牧栖白从方才凤尊喊出“司溟君”时就向他看了过来,凤尊正含情脉脉地看着肥猫——至少牧栖白恰好注意到这一幕时,是这样认为的。
出于过分惊悚,他凑到扶声耳边:“我师尊他刚才是不是笑了?”
“确实笑了。”
牧栖白更加惊悚了。
凤尊看了看牧栖白,又看了看扶声,迟疑半晌,道:“你们两个什么时候在一起的?”
扶声:……我们没有在一起啊?”
牧栖白:“师尊,我跟她才认识半日不到!”
“我看你俩挺……亲密的。”凤尊淡淡道,他的灵感向来不错。
若不是眼前这人身上是纯灵之气而并非是魔息,恐怕扶声真的要当他是凌烨了,该死的,这神情,这语气,真他娘的一毛一样!

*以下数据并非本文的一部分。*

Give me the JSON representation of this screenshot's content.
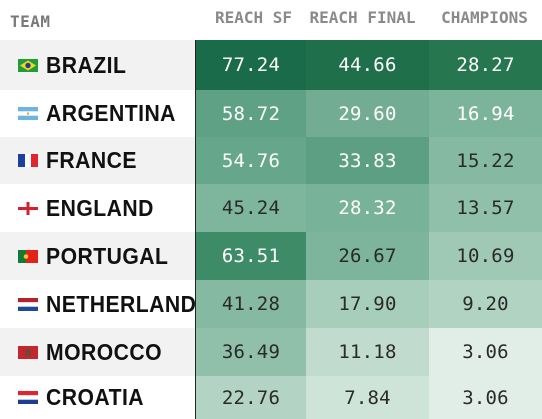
{
  "header": {
    "team": "TEAM",
    "columns": [
      "REACH SF",
      "REACH FINAL",
      "CHAMPIONS"
    ]
  },
  "rows": [
    {
      "team": "BRAZIL",
      "flag": "brazil-flag-icon",
      "values": [
        "77.24",
        "44.66",
        "28.27"
      ],
      "colors": [
        "#1a6b49",
        "#1f6f4b",
        "#26774f"
      ]
    },
    {
      "team": "ARGENTINA",
      "flag": "argentina-flag-icon",
      "values": [
        "58.72",
        "29.60",
        "16.94"
      ],
      "colors": [
        "#5ea184",
        "#72ad93",
        "#7cb39b"
      ]
    },
    {
      "team": "FRANCE",
      "flag": "france-flag-icon",
      "values": [
        "54.76",
        "33.83",
        "15.22"
      ],
      "colors": [
        "#66a68a",
        "#5c9f82",
        "#86b9a2"
      ]
    },
    {
      "team": "ENGLAND",
      "flag": "england-flag-icon",
      "values": [
        "45.24",
        "28.32",
        "13.57"
      ],
      "colors": [
        "#7eb59d",
        "#78b298",
        "#90c0a9"
      ]
    },
    {
      "team": "PORTUGAL",
      "flag": "portugal-flag-icon",
      "values": [
        "63.51",
        "26.67",
        "10.69"
      ],
      "colors": [
        "#3d8b67",
        "#7db59c",
        "#a0c9b5"
      ]
    },
    {
      "team": "NETHERLANDS",
      "flag": "netherlands-flag-icon",
      "values": [
        "41.28",
        "17.90",
        "9.20"
      ],
      "colors": [
        "#86b9a1",
        "#a7cebb",
        "#b0d3c2"
      ]
    },
    {
      "team": "MOROCCO",
      "flag": "morocco-flag-icon",
      "values": [
        "36.49",
        "11.18",
        "3.06"
      ],
      "colors": [
        "#91c0aa",
        "#c1dccf",
        "#e1eee7"
      ]
    },
    {
      "team": "CROATIA",
      "flag": "croatia-flag-icon",
      "values": [
        "22.76",
        "7.84",
        "3.06"
      ],
      "colors": [
        "#b3d4c4",
        "#cfe4d9",
        "#e1eee7"
      ]
    }
  ]
}
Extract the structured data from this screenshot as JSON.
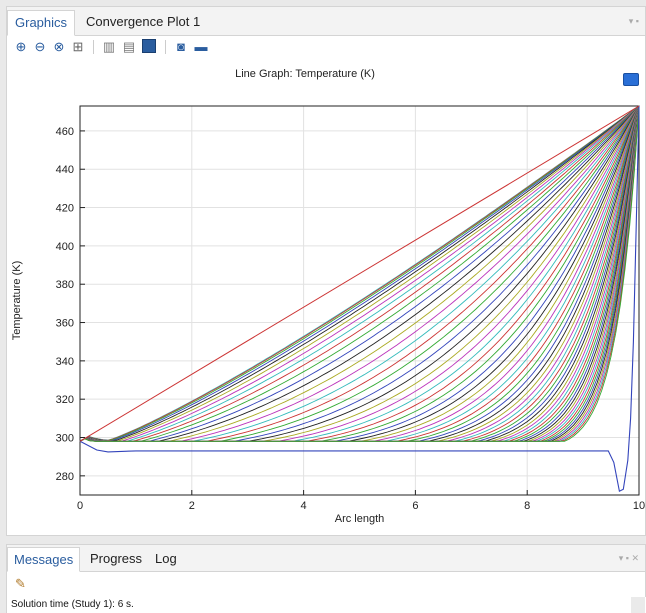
{
  "top_tabs": [
    {
      "label": "Graphics",
      "active": true
    },
    {
      "label": "Convergence Plot 1",
      "active": false
    }
  ],
  "toolbar": {
    "icons": [
      "zoom-in-icon",
      "zoom-out-icon",
      "zoom-box-icon",
      "zoom-extents-icon",
      "grid-icon",
      "legend-icon",
      "layout-icon",
      "camera-icon",
      "print-icon"
    ]
  },
  "plot_title": "Line Graph: Temperature (K)",
  "chart_data": {
    "type": "line",
    "title": "Line Graph: Temperature (K)",
    "xlabel": "Arc length",
    "ylabel": "Temperature (K)",
    "xlim": [
      0,
      10
    ],
    "ylim": [
      270,
      473
    ],
    "xticks": [
      0,
      2,
      4,
      6,
      8,
      10
    ],
    "yticks": [
      280,
      300,
      320,
      340,
      360,
      380,
      400,
      420,
      440,
      460
    ],
    "grid": true,
    "start_value": 298,
    "end_value": 473,
    "baseline_value": 293,
    "curve_count": 60,
    "first_curve": {
      "x": [
        0,
        0.3,
        0.5,
        1,
        2,
        4,
        6,
        8,
        9,
        9.3,
        9.45,
        9.55,
        9.65,
        9.72,
        9.8,
        9.85,
        9.9,
        9.95,
        10
      ],
      "y": [
        298,
        293.5,
        292.5,
        293,
        293,
        293,
        293,
        293,
        293,
        293,
        293,
        287,
        272,
        273,
        288,
        310,
        350,
        410,
        473
      ]
    },
    "colors": [
      "#3344bb",
      "#33aa33",
      "#cc3333",
      "#33bbbb",
      "#bb33bb",
      "#aaaa22",
      "#222222"
    ]
  },
  "bottom_tabs": [
    {
      "label": "Messages",
      "active": true
    },
    {
      "label": "Progress",
      "active": false
    },
    {
      "label": "Log",
      "active": false
    }
  ],
  "message": "Solution time (Study 1): 6 s."
}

牧栖白虽然不了解凌烨,但着扶声的表情,也证实了自己的猜想——丫的夫唱夫随!一定是这样的!
扶声面无表情道:“凤尊,你看错了。”
“我觉得我没有看错。”
扶声简直绝望了。凌烨啊凌烨,你看把人家好好的高岭花给弄成什么玩意了!
凤尊道:“扶声公主,凌烨魔尊现下并不在我宗门,你接下来有什么打算?”
“打算嘛?能否让我留下几日?”扶声眨巴着水灵灵的眼眸。
凤尊有些犹豫,更多的也是有所顾虑。虽说归王宗爱屋及乌与魔界交好,但若是让其他仙门世家知道,不免又是一柱勾结魔界的大罪,更何况扶声一个公主。
魔界现存的唯一血脉。
扶声却不想放弃,继续攻他的底线:“凤尊大哥,你看啊,魔界与上修界相隔甚远,我好不容易才来到这里,那四个长老于我而言又时刻都是个威胁,说不定哪天我我就被他废灵脉,抹脖子了,您是与不是?”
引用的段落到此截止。